What also works is the music itself - over and over and over again. Porter's music is iconic and lustrous - and who knew how many hits were packed into this show? "Another Op'nin, Another Show"; "Too Darn Hot"; "From This Moment On." At the first few notes of a few numbers the audience bursts into spontaneous applause because we are in love with this music.

What does not work is the overall connectivity of the scenes. Each feels like it is its own world, with nothing before it or after it, thus the production feels disjointed. The show-stopping number "Too Darn Hot" (led by James T. Lane who is only lacking wings to fly) jumps out of nowhere - flashes its wares and then disappears. As with the other dance numbers you get the feeling they are there to give the principal actors time to change costumes. What also doesn't work is that the choreography follows the predictable formula of acrobatic and majestic for the male dancers with the women being assigned stylish and sophisticated. Too bad the women, who are every bit as toned, do not get the chance to strut their stuff.

The final twist that many people will not notice is Kate's monologue. Instead of I am ashamed that women are so simple - we hear, I am ashamed that people are so simple. The sonnet morphs into a universal plea for peace, open hearts and trust.

As the saying goes: not a dry thigh in the house.

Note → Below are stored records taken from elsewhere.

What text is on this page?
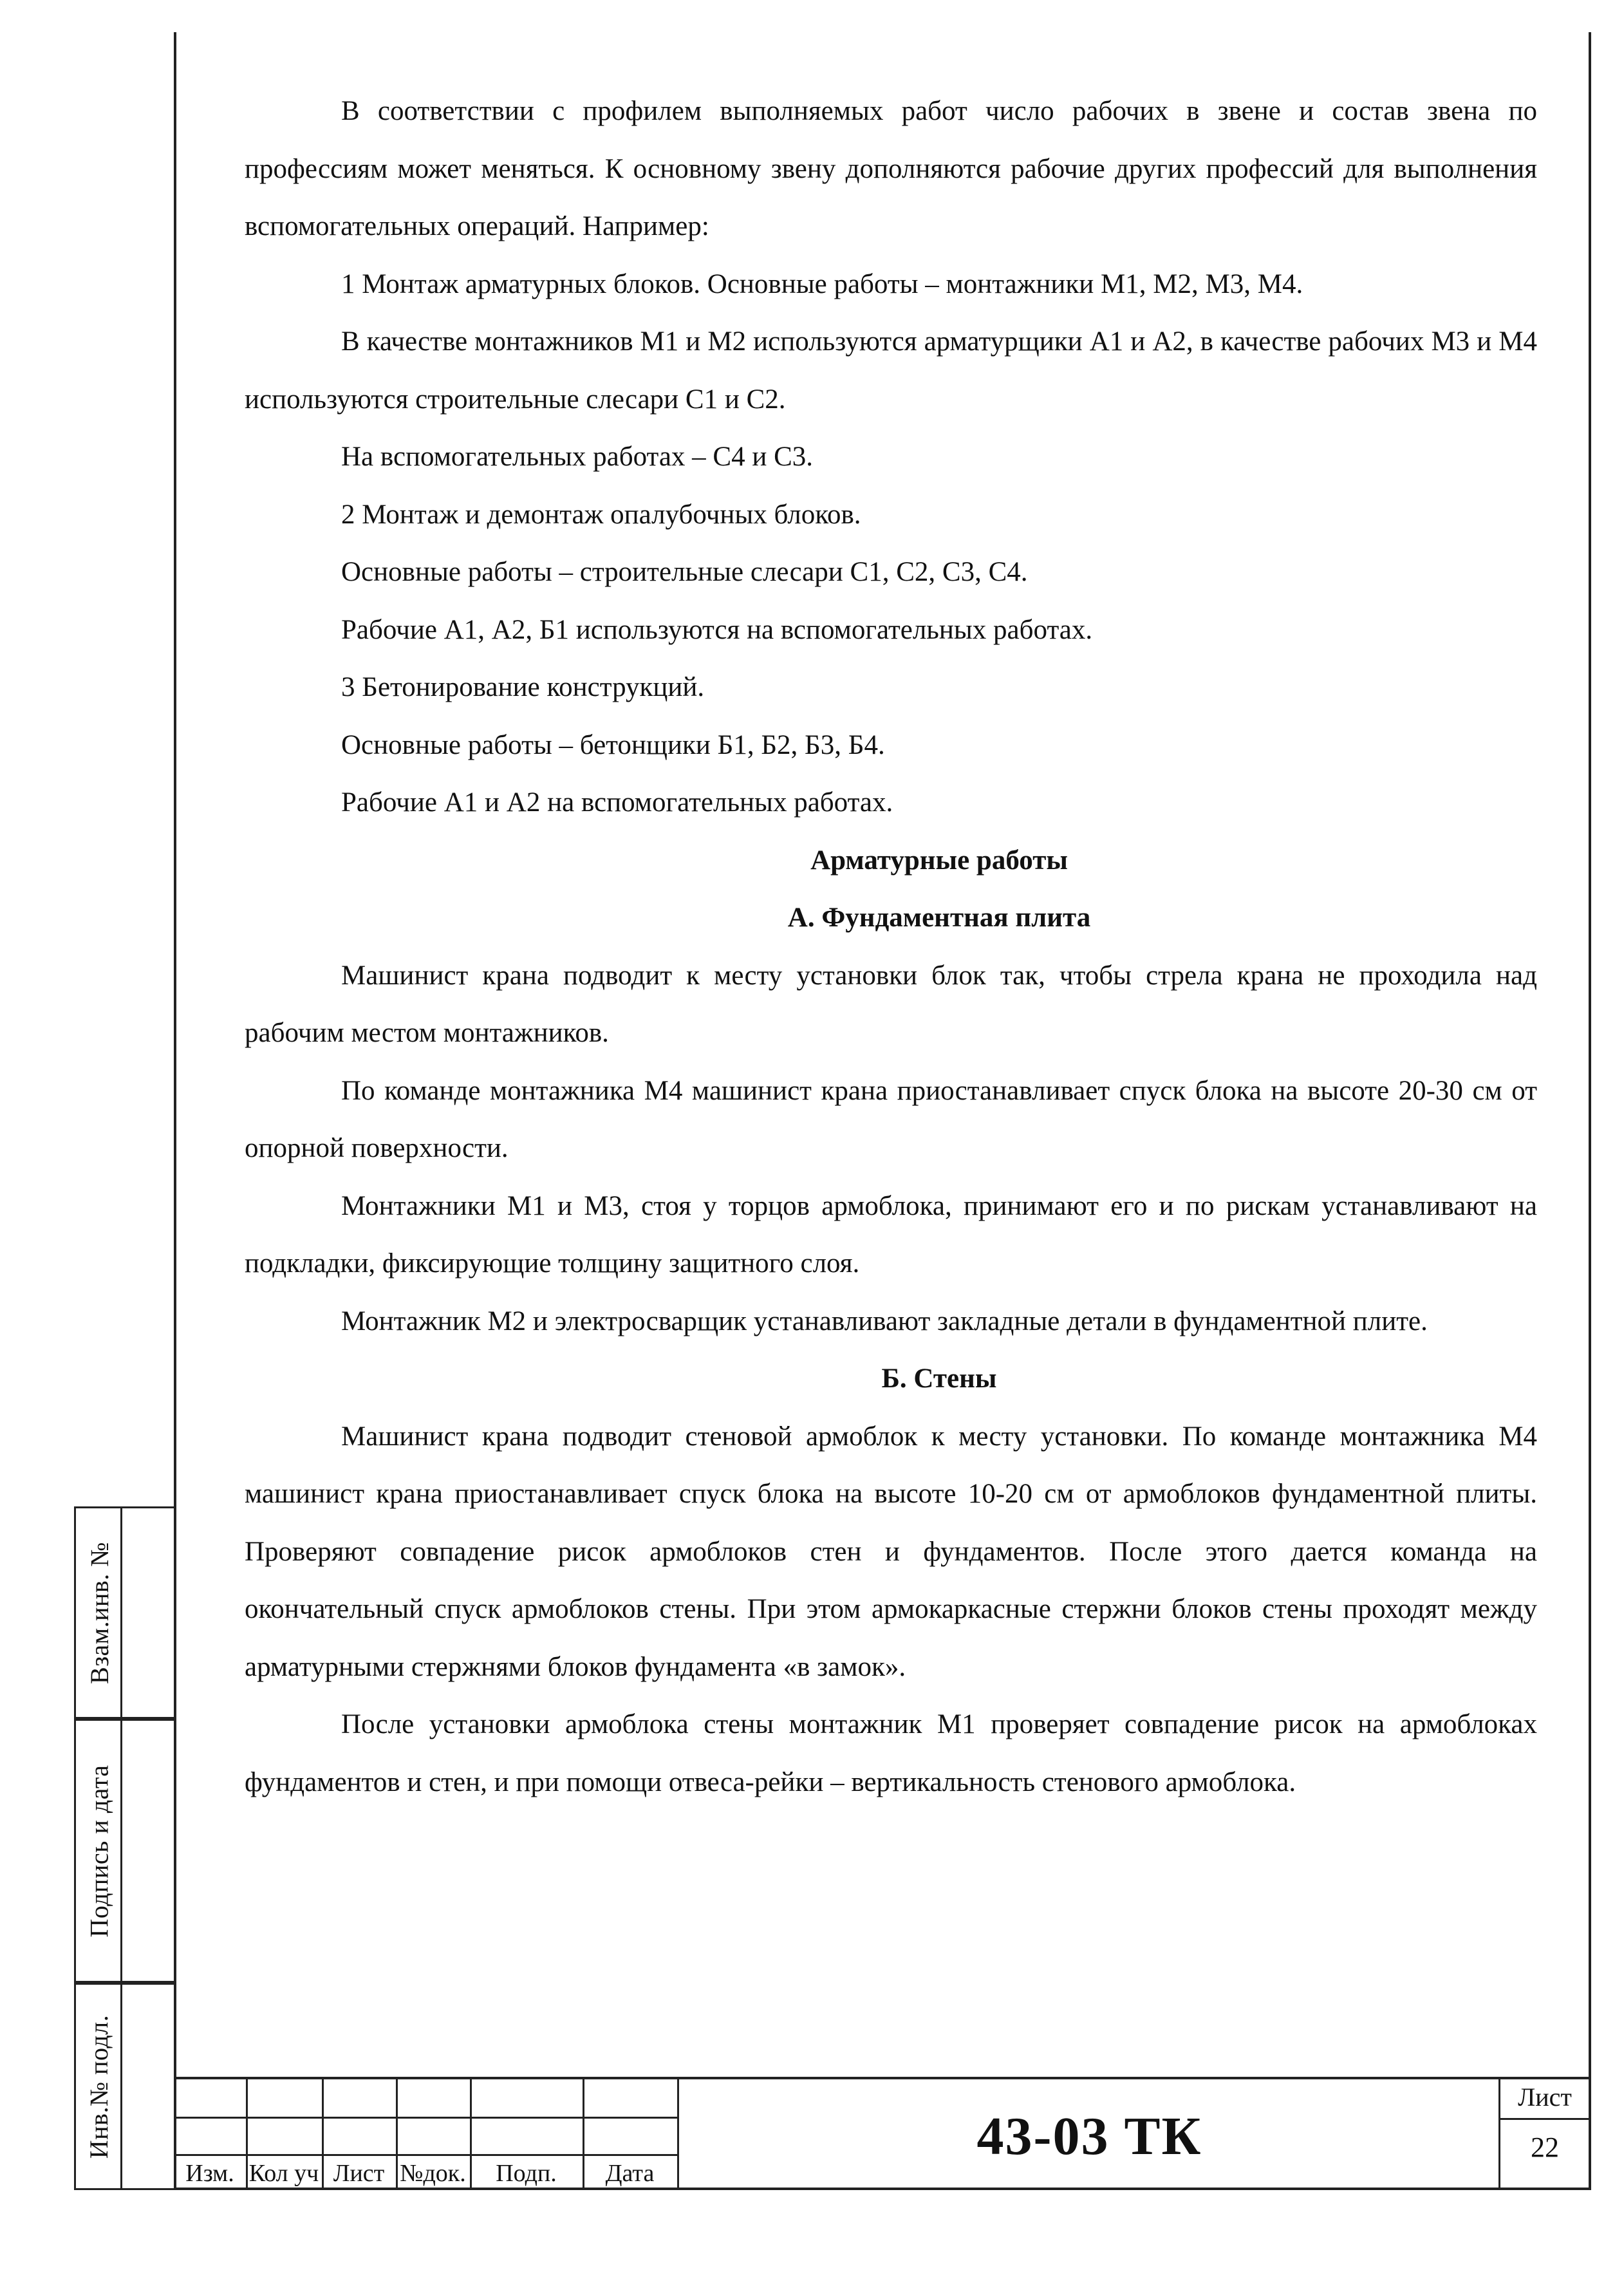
В соответствии с профилем выполняемых работ число рабочих в звене и состав звена по профессиям может меняться. К основному звену дополняются рабочие других профессий для выполнения вспомогательных операций. Например:

1 Монтаж арматурных блоков. Основные работы – монтажники М1, М2, М3, М4.

В качестве монтажников М1 и М2 используются арматурщики А1 и А2, в качестве рабочих М3 и М4 используются строительные слесари С1 и С2.

На вспомогательных работах – С4 и С3.

2 Монтаж и демонтаж опалубочных блоков.

Основные работы – строительные слесари С1, С2, С3, С4.

Рабочие А1, А2, Б1 используются на вспомогательных работах.

3 Бетонирование конструкций.

Основные работы – бетонщики Б1, Б2, Б3, Б4.

Рабочие А1 и А2 на вспомогательных работах.

Арматурные работы
А. Фундаментная плита

Машинист крана подводит к месту установки блок так, чтобы стрела крана не проходила над рабочим местом монтажников.

По команде монтажника М4 машинист крана приостанавливает спуск блока на высоте 20-30 см от опорной поверхности.

Монтажники М1 и М3, стоя у торцов армоблока, принимают его и по рискам устанавливают на подкладки, фиксирующие толщину защитного слоя.

Монтажник М2 и электросварщик устанавливают закладные детали в фундаментной плите.

Б. Стены

Машинист крана подводит стеновой армоблок к месту установки. По команде монтажника М4 машинист крана приостанавливает спуск блока на высоте 10-20 см от армоблоков фундаментной плиты. Проверяют совпадение рисок армоблоков стен и фундаментов. После этого дается команда на окончательный спуск армоблоков стены. При этом армокаркасные стержни блоков стены проходят между арматурными стержнями блоков фундамента «в замок».

После установки армоблока стены монтажник М1 проверяет совпадение рисок на армоблоках фундаментов и стен, и при помощи отвеса-рейки – вертикальность стенового армоблока.

Взам.инв. №
Подпись и дата
Инв.№ подл.
Изм. Кол уч Лист №док.	Подп.	Дата
43-03 ТК
Лист
22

This is a jaunty piece of theatre that aims no higher than your heart and scores a direct hit.

(Photo by Joan Marcus)

"Purists may squawk - though similar changes have long since shown up in feminist productions of The Taming of the Shrew. For me, the adjustments, especially Ms. Green's and Ms. O'Hara's, are completely successful. They not only reorient the story as a warning to all sexes, but also provide a workaround for a musical that our cancel culture seemed ready to throw on the bonfire of the inanities. How nice to find Kiss Me, Kate! rescued from that fate: still speaking to us - or better yet, singing - from the not so buried past."
Jesse Green for New York Times

"Whether she's hitting high notes or swatting her male co-star, Kelli O'Hara — funny and fierce — is reason enough to see Kiss Me, Kate!"
Joe Dziemianowicz for New York Post

"Without such changes, however, Kiss Me, Kate might not be revivable at all-and that would be a shame, since the Roundabout's production is often a delight. For one thing, it affords an opportunity to rehear Porter's score, which lists heavily toward witty-silly list songs but also includes the beautifully pining "So in Love" and the acidic "I Hate Men." And whatever heat has been tamped down in the central couple flares up elsewhere-most exuberantly, and appropriately, in the second-act opener, "Too Darn Hot," a pull-out-the-stops ensemble dance number that all but burns down the house."
Adam Feldman for Time Out New York

"If the changes dampen some of the show's comedic vitality in order to make it palatable to contemporary sensibilities, so be it. There are corresponding losses and gains, too, in O'Hara's performance. One of America's most incandescent musical-theater stars, her default setting is elegance and sincerity, so the soupcon of campy self-intoxication that seems a requirement of the role is largely missing. This is not the harrumphing hysteric that audiences familiar with the show will remember."
David Rooney for Hollywood Reporter

"Director Scott Ellis' production doesn't try to make much sense of a narrative that includes Damon Runyon-style gangsters in a far-fetched subplot, and instead sticks with a playful spirit in the hopes that audiences will ride out the nonsense as long as the show delivers on entertainment. And it often does, especially when it dances to Warren Carlyle's choreography, whether it's in the frisky "Tom, Dick or Harry" or in the sizzling Act 2 opener "Too Darn Hot," featuring Corbin Bleu and James T. Lane in impressive solo turns."